Bu köyde farklı birkaç hastalık aydaş hastalığı başlığı altında toplanmıştır. Veya araştırmacıların farklı isim ve uygulamalarla tespitini yaptıkları hastalıklar esasta aynı hastalıklardır. Daha doğru bir ifade ile yörelere, kaynak kişilere ve farklı zamanlarda derlenen bilgilerin aynı hastalığa ait olduğunu çözebilecek kadar halk tababeti inanç sistemine hulul edilememiştir. Halk bilimine ait sözlükler yaptıkları açıklamalar ile bize göre resmin tümünü ve görünmeyen yönleri ile de gösterebilecek noktaya gelmemiştir.
“Aydaş olan çocuğun karnı şişer, kirpikleri uzar, apış arası kaşınır, ishal gider, zayıflar. İyileşmesi için yılan, kaplumbağa, kazankurbağası, kedi veya şehit toprağı üstünde yıkarlar. Yıkanacak suyu hazırlamak için kırk yumurta kabuğunda su dökülür, yedi akarsudan su doldurulur. Kırkı karışan çocuklarüç yol ağzında veya şehitler mezarından alınan toprak üzerinde çimdirilir.”
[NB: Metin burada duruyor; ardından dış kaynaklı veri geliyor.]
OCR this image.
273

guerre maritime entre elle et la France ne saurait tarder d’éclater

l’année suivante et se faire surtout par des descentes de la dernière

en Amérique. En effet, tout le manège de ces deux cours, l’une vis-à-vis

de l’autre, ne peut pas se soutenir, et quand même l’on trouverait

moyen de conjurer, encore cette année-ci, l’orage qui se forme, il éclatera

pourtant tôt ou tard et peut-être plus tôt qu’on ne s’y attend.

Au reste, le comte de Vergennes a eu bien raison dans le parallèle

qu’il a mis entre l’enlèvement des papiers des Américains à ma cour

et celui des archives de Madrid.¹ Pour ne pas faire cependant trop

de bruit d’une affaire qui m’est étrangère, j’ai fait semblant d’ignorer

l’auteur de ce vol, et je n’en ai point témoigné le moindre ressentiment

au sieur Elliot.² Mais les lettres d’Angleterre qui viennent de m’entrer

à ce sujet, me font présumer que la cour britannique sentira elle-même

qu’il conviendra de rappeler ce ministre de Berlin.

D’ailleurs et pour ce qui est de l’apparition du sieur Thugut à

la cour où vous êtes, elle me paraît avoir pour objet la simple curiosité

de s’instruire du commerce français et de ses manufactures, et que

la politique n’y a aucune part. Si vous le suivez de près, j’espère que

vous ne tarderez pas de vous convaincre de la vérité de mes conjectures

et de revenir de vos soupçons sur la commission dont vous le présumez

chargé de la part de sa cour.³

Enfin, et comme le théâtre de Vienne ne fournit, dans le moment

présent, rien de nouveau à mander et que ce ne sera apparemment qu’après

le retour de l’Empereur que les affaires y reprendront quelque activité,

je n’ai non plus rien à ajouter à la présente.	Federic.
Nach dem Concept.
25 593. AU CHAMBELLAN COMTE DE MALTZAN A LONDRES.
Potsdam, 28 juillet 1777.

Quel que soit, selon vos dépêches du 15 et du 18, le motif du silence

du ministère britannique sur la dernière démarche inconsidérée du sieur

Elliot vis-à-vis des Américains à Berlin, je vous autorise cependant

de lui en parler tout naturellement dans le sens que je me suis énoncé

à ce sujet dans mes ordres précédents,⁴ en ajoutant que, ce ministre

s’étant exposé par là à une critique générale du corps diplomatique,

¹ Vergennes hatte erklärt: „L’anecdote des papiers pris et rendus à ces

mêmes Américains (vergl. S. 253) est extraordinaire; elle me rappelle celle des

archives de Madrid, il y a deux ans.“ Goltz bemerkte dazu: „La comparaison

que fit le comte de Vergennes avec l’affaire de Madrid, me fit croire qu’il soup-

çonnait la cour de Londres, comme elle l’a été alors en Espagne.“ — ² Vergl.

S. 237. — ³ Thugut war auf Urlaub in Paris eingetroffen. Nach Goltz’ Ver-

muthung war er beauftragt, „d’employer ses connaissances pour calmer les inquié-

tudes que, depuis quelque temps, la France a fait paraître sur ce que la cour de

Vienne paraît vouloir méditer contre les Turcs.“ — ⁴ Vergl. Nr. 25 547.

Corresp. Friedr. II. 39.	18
Bu tespitteki açıklamalar göre, aydaş olmak ile kırk karışması aynı hastalıktır. Bu bilgiler esas alınarak bir tanım ve tasnif yapmak gerekir ise, bilinenlerin dışına çıkılması gerekecektir. Zira kırkların karışmasının tecelli ve tezahür şekilleri farklıdır.
Bebeklerin kırkı dökülürken birçok canlının kırkı ile bebeğin kırkı karışmasın diye kırklayan kadın bildiği bütün hayvanları ve diğer canlıların ismini zikreder. Kedinin kara iyeler âleminde özel bir yerinin olduğu kanaati vardır. Şehit toprağı konusuna gelince, şehitlik Allah indinde itibarlı bir mevkidir. Ancak şehitlik İslami dönemin bir kültür kodudur. Mitolojik dönem verileri ile ne şekilde ve nereye kadar ilişkilendirilebilir. Kırk yumurta kabuğu ile su, yedi akarsu, üç yol ağzı, Astraâlem ile ilişkilendirmeler yer alan motiflerdendir.
“Bir de karın aydaşı vardır. İki hamile kadın karşılıklı oturursa doğan çocukları karın aydaşı olur. Çare olarak, çocuk üç yol ağzında temizlenmiş işkembe üzerinde çimdirilir.”
Bazı bulgularda da hamilelik ile lohusalık dönemleri muhtemelen karıştırılabilmektedir. Kırkı çıkmamış annelerin ve kırklı bebeklerin birbirlerine basabileceklerine ve baskından korunmanın kurtulmamanın yolları olduğuna dair inançlar vardır. Karın aydaşı kırk karışması inancı ile ortaklıklar arz etmektedir.
Çocuk kırkı içindeyken ölen olur ise ölenle aydaş olur. Aydaş olan çocuk gece gündüz uyur. İyileşmesi için ölen kişinin mezarı üstünde çimdirmek gerekir. Bu kişi “eli sebepli” birisi yapar O kişi çimdirirken bir yandan da ‘İzin Allah’ın külli şeyin sebep. El benim elim değil Ayşe/Fatma Ana’mızın eli. Ulu ağaç dibinde olduysan da yerli kaya dibinde olduysan da, yerin yurdun değil çık var git.’ diye dua eder. Üç gün çocuğun elbiseleri ters giydirilir. Yedi akarsudan su toplarlar. Ardına bakmadan dönerler Yolda bir şeyler konuşmazlar. Gittiği yoldan dönmezler. Göldeğirmeni Ocağı’nda çarkın üstünde çimdirdikleri de olur.”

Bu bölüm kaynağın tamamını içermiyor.